Lorsque je vois l’engouement grandissant pour les romans vécus et authentiques, tirés de faits réels, écrits par des insiders, je me dis que nous travaillons très fort à facebookiser la littérature.
Les romanciers qui s’expriment dans La Pratique du roman m’apparaissent donc, à ce chapitre, comme d’essentiels fauteurs de trouble.
La Pratique du roman, Boréal, sous la direction d’Isabelle Daunais et François Ricard
Cette idée typiquement contemporaine mettant beaucoup l’accent sur le Vécu, sur finalement «peu-importe-quoi» pourvu que ce «peu-importe-quoi» soit Authentique, est une décadence venue sournoisement s’immiscer dans les sentiers où fleurit la Créativité.
En quoi un gros bagage de bric-à-brac constitué de camelote et de pacotille, sommairement emballé dans une poche de jute, vaut-il autant sinon davantage qu’un petit sac de velours renfermant quelques perles de culture?
Pour quelle bonne raison cette dérive vers le Vécu pour le Vécu, si ennuyeux et nul sera-t-il trop souvent, si ce n’est que pour pallier l’absence de talent littéraire – tout en prétendant apporter une valeur ajoutée?
En matière de littérature, un texte n’a pas à être Vrai. Il suffit que celui-ci raconte du Plausible, réaliste ou fantaisiste. Avec une belle maîtrise de la langue.
personne n’a jamais prétendu qu’un « gros bagage (…) de camelote » vaille mieux qu’un « sac de velours renfermant quelques perles… » ta question en ce sens est donc impertinente.
p.s. peux-tu me donner un exemple de « plausible fantaisiste » svp? je ne comprends pas bien ce concept.
Dites donc, Monsieur L’ÉPAIS qui a choisi de s’appeler «chasseur d’épais», savez-vous que le vouvoiement existe et que lorsqu’on parle à un inconnu, il importe de ne pas choisir illico le tutoiement. De tels comportements, on appelle cela la civilisation, le civisme et la civilité.
JSB qui déteste les épais qui s’ignorent
une insulte comme préambule à une leçon de savoir-vivre. hum… je suis perplexe, jean-serge…
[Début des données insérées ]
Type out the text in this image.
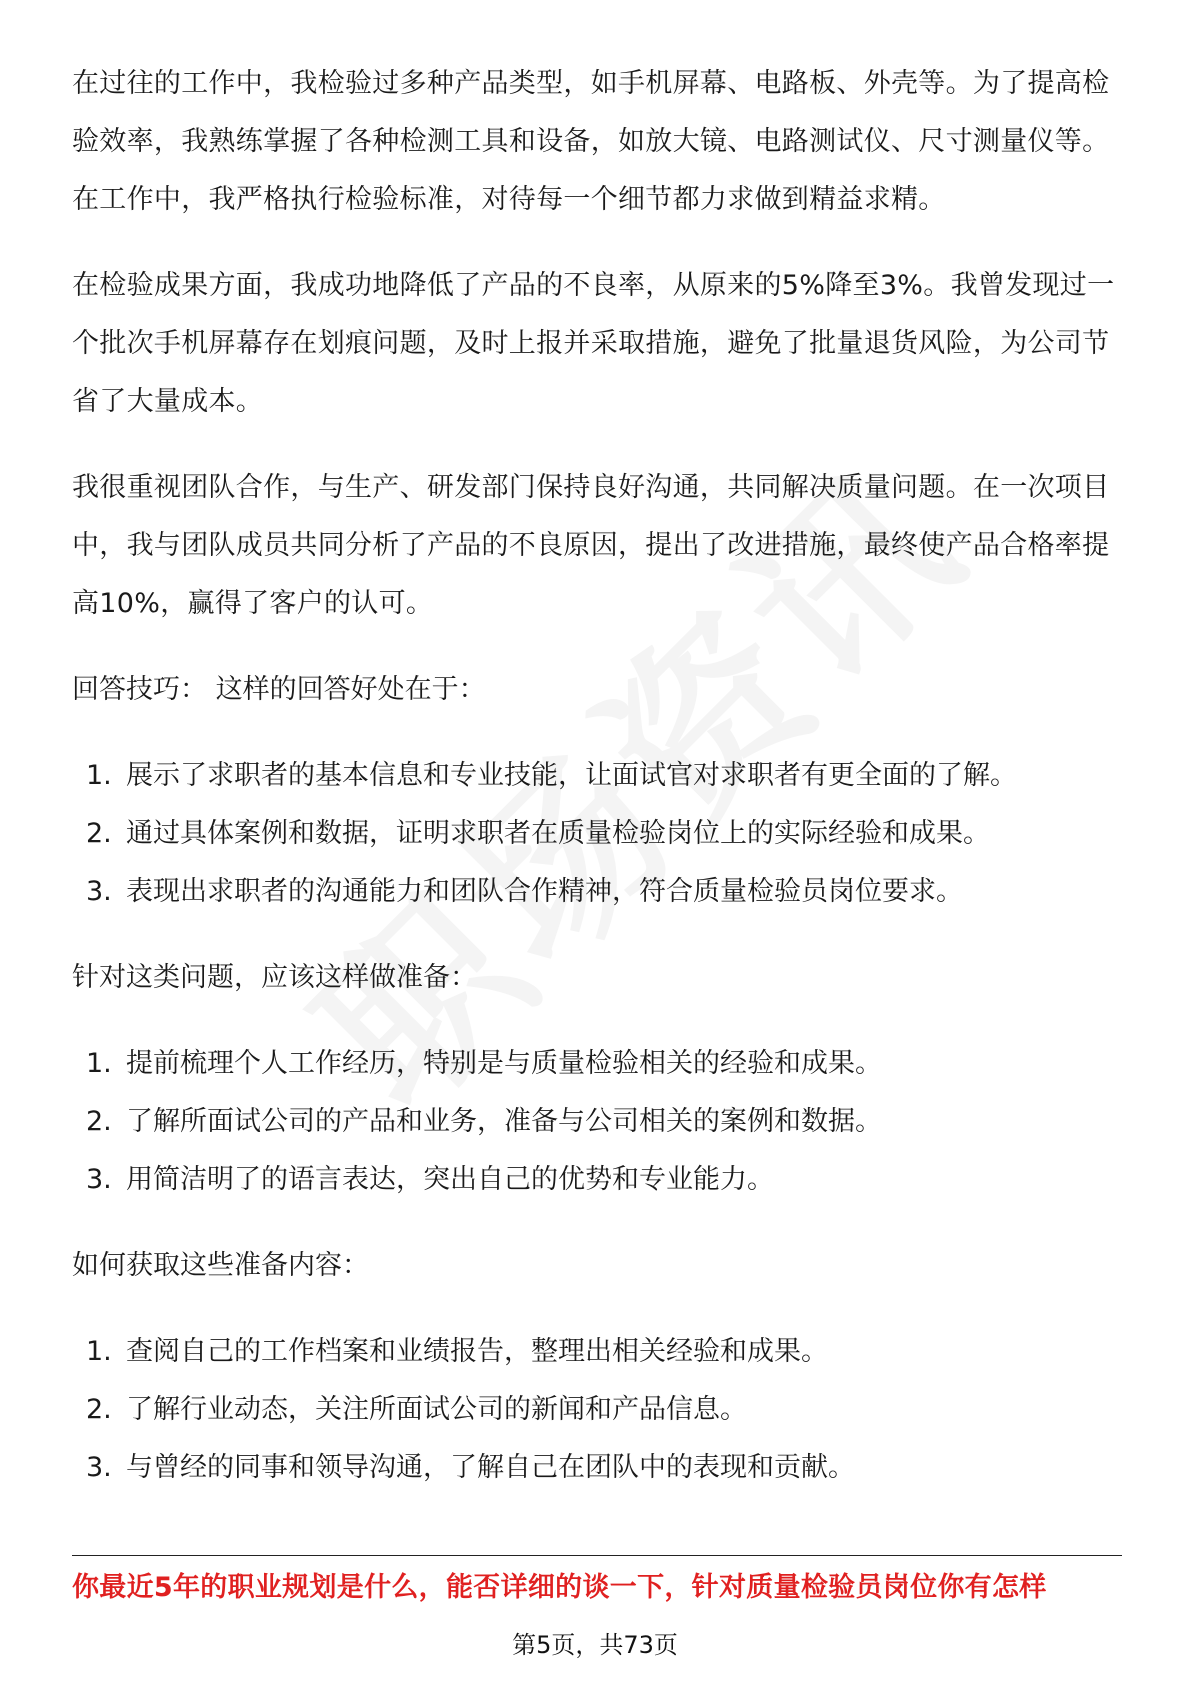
在过往的工作中，我检验过多种产品类型，如手机屏幕、电路板、外壳等。为了提高检验效率，我熟练掌握了各种检测工具和设备，如放大镜、电路测试仪、尺寸测量仪等。在工作中，我严格执行检验标准，对待每一个细节都力求做到精益求精。

在检验成果方面，我成功地降低了产品的不良率，从原来的5%降至3%。我曾发现过一个批次手机屏幕存在划痕问题，及时上报并采取措施，避免了批量退货风险，为公司节省了大量成本。

我很重视团队合作，与生产、研发部门保持良好沟通，共同解决质量问题。在一次项目中，我与团队成员共同分析了产品的不良原因，提出了改进措施，最终使产品合格率提高10%，赢得了客户的认可。

回答技巧： 这样的回答好处在于：

1. 展示了求职者的基本信息和专业技能，让面试官对求职者有更全面的了解。
2. 通过具体案例和数据，证明求职者在质量检验岗位上的实际经验和成果。
3. 表现出求职者的沟通能力和团队合作精神，符合质量检验员岗位要求。

针对这类问题，应该这样做准备：

1. 提前梳理个人工作经历，特别是与质量检验相关的经验和成果。
2. 了解所面试公司的产品和业务，准备与公司相关的案例和数据。
3. 用简洁明了的语言表达，突出自己的优势和专业能力。

如何获取这些准备内容：

1. 查阅自己的工作档案和业绩报告，整理出相关经验和成果。
2. 了解行业动态，关注所面试公司的新闻和产品信息。
3. 与曾经的同事和领导沟通，了解自己在团队中的表现和贡献。
你最近5年的职业规划是什么，能否详细的谈一下，针对质量检验员岗位你有怎样
第5页，共73页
quant à l’utilisation du vous, ben… j’ai plutôt choisi d’apostropher claude sur le ton de la franche camaraderie. fût-ce une erreur si grave?
p.s. je ne parle pas, j’écris.
Mais qu’en est-il de romanciers comme Emmanuel Carrère, qui ont écrit «L’adversaire», «D’autres vies que la mienne» et «Limonov»? Monsieur Dickner, protégez vos arrières.